There are two main kinds of stem cells, adult stem and embryonic stem cells. Adult stem cells are found in humans when they are a fully grown. These stem cells are in the body to replace specific kinds of cells that are destroyed through death, injury or disease. These cells are ideal to use because there is no controversy over obtaining these stem cells. But adult stem cells are already trained to carry out certain functions and are not as easily manipulated as the second type of stem cell: embryonic stem cells. Embryonic stem cells come from a fertilized egg that developes into two identical cells. Those two cells divide dozens upon dozens of times and eventually create an embryo. In several days the embryo contains a cluster of cells that scientists call embryonic stem cells. For scientists to get access to the stem cells inside of the embryo they have to destroy the embryo. Some people believe embryos are human beings and that it is immoral to destroy an embryo.[3] They say it’s a human being because the sperm and egg were alive so what they create must be alive.[4] But as stem cell scientist Douglas Melton asks “Why does society accept the freezing of embryos but not the freezing of 6 year olds?”[5] I agree with Melton, if people think that an embryo is a living human then why don’t we treat people like we treat embryos by freezing them. Embryos are not alive; they do not fulfill the scientific definition of being alive, which is: a living organism must be able to move, breathe, have at least one sense, grow, reproduce, excrete waste, and eat all by itself[6].  

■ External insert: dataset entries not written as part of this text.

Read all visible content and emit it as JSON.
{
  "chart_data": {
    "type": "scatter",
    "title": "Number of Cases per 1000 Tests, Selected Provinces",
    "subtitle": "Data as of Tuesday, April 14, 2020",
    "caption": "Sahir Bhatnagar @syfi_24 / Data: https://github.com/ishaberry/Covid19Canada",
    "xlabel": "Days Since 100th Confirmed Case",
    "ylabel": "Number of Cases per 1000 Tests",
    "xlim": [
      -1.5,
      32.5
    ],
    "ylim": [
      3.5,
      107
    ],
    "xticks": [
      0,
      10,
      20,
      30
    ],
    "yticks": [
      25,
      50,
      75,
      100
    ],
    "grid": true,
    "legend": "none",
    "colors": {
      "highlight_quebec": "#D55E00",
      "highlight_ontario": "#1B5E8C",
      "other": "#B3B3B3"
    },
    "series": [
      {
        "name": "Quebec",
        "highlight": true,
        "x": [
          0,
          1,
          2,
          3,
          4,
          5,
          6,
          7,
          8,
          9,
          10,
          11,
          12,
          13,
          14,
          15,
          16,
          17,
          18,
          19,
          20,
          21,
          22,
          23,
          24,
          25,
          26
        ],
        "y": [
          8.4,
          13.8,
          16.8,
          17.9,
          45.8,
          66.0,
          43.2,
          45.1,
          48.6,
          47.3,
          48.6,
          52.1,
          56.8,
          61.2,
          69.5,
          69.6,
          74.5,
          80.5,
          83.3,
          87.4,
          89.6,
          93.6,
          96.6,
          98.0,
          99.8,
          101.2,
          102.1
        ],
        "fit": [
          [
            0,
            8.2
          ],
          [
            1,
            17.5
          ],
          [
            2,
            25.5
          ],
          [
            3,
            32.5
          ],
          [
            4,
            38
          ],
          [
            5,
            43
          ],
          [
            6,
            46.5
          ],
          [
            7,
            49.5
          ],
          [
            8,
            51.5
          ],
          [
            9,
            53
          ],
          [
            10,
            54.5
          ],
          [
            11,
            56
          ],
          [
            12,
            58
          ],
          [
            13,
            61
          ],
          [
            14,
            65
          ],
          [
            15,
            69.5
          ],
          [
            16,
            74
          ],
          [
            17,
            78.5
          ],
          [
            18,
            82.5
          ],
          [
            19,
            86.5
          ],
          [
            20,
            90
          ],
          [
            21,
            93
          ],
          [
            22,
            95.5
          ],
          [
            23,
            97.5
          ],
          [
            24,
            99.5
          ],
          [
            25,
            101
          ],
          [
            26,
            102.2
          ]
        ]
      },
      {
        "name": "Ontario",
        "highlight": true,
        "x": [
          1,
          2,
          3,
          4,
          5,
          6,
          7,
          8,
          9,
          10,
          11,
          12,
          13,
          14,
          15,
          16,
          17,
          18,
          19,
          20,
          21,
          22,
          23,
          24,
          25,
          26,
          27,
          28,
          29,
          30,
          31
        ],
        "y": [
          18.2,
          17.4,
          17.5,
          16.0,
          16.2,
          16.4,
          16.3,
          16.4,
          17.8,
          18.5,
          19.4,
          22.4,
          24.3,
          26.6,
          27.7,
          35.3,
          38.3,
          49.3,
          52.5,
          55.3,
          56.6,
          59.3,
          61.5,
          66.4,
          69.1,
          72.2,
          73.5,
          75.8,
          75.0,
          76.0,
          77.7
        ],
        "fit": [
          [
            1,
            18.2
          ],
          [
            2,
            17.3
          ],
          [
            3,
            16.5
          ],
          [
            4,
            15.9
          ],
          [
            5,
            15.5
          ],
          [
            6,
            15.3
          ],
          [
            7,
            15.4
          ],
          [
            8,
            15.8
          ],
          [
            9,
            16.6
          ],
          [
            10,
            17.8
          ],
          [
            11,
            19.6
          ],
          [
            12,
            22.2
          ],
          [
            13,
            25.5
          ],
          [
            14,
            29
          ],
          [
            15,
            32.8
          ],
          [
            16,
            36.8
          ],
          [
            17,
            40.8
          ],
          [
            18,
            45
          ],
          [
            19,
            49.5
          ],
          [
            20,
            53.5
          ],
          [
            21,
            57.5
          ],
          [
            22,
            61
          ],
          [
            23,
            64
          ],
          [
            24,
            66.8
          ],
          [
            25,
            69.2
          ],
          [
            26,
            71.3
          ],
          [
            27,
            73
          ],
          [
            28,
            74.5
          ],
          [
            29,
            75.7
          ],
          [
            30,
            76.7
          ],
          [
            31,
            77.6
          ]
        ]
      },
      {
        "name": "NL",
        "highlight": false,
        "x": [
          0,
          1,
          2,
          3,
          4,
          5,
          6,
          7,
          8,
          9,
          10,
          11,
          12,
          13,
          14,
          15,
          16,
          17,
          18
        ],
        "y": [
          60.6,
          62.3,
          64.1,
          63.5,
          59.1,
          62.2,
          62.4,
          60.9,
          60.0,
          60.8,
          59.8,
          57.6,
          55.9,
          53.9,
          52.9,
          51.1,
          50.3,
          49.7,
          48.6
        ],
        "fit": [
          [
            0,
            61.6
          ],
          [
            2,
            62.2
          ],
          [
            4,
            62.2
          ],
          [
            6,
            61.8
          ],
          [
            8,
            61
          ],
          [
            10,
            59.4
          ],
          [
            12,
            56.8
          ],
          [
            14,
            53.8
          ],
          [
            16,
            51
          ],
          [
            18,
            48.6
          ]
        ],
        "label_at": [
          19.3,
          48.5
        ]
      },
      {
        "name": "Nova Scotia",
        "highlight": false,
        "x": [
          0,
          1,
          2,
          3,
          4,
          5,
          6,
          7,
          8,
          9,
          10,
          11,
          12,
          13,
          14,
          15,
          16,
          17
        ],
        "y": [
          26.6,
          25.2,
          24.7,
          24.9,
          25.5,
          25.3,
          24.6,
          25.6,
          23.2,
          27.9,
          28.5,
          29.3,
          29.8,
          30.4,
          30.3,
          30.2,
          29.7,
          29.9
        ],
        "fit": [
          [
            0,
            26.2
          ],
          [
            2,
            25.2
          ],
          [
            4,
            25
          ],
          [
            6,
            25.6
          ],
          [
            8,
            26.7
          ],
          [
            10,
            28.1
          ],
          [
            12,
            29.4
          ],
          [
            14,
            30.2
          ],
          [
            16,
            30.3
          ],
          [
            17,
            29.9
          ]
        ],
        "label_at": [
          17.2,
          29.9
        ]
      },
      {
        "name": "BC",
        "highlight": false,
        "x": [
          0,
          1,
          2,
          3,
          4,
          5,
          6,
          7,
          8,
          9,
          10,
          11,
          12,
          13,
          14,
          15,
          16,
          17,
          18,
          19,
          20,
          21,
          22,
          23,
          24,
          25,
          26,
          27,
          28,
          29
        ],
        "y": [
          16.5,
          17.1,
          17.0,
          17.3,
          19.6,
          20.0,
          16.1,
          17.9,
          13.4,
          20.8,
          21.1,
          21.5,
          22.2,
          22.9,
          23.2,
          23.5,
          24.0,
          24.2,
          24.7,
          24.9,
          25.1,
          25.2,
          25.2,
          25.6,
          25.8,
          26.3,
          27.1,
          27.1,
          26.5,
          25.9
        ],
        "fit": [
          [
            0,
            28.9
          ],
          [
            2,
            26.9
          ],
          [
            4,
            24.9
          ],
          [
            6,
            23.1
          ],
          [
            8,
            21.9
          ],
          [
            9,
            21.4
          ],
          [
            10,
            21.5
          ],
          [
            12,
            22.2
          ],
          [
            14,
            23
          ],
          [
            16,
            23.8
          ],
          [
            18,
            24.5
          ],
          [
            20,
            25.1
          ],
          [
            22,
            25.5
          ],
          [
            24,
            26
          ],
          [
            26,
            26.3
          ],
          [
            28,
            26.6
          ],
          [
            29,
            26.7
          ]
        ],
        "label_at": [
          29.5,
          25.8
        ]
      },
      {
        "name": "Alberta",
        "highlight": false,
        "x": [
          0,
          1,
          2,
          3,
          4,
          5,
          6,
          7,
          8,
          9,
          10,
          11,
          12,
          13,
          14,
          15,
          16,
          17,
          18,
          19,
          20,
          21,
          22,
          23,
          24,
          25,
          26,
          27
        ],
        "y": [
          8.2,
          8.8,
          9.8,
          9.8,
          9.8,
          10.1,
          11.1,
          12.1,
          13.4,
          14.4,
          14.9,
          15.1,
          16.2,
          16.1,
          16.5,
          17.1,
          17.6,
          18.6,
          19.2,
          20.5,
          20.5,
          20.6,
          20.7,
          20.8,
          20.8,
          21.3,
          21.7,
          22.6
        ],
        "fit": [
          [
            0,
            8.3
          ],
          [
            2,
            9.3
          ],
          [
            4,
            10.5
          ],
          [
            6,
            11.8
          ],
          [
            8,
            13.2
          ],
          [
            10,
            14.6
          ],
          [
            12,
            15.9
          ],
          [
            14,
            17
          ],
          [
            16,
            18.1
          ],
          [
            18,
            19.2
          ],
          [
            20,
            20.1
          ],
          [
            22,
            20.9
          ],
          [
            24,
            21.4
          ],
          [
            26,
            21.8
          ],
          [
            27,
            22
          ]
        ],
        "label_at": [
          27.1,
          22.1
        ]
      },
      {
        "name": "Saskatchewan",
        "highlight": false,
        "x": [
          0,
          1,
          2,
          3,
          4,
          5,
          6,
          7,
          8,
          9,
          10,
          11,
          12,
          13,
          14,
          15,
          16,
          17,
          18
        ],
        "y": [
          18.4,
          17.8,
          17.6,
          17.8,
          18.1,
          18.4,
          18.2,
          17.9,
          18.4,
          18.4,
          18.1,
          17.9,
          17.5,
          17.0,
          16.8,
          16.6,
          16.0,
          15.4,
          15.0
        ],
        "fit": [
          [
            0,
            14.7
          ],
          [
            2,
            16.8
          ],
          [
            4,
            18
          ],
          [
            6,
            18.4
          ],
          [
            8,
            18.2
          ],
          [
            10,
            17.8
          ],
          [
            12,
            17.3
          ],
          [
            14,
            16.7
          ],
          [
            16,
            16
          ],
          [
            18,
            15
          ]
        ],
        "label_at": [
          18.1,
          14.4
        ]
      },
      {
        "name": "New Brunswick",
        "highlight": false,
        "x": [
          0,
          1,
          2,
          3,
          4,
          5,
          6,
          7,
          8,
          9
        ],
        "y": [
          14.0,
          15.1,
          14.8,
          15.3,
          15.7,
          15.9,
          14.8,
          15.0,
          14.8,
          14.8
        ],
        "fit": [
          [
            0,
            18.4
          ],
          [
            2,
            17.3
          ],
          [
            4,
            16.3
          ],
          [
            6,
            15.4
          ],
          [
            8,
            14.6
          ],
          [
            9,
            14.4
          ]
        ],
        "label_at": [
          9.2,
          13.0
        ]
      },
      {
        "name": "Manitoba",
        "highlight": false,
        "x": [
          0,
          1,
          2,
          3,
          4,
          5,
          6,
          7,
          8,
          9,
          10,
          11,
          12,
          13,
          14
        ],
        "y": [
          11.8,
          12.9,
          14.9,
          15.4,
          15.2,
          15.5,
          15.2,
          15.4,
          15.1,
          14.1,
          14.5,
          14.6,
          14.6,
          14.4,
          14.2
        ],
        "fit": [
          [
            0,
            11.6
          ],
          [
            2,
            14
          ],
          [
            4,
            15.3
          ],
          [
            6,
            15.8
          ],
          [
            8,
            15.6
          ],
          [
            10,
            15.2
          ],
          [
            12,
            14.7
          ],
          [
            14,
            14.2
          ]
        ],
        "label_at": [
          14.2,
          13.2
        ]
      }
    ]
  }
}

In conclusion embryonic cells are not alive, so retrieving stem cells from them is not inhumane; in fact it could save millions of people that are technically alive. Stem cell research is a great science that should be pursued to be able to save lives.

 


[1] Opposing Viewpoints Series. Stem Cells. Farmington Hills, Michigan: Thomson Gale, 2007.

 

[2] Tesar, Jenny. Stem Cells: Science on the Edge. Farmington Hills, Michigan: Blackbirch Press: 2003. Pg 8.

 

[3] Tesar, Jenny. Stem Cells: Science on the Edge. Farmington Hills, Michigan: Blackbirch Press: 2003. Pg 23.

 

[4] The Moral Status of the Human Embryo by Dr. Paul R. Boehlke, Professor of Biology, October 2001. http://www.charis.wlc.edu/publications/charis_spring02/boehlke.pdf (accessed February 7, 2011)

 

[5] Park, Alice. “The Quest Resumes” Time Magazine. February 9, 2009 sec. science pg 40.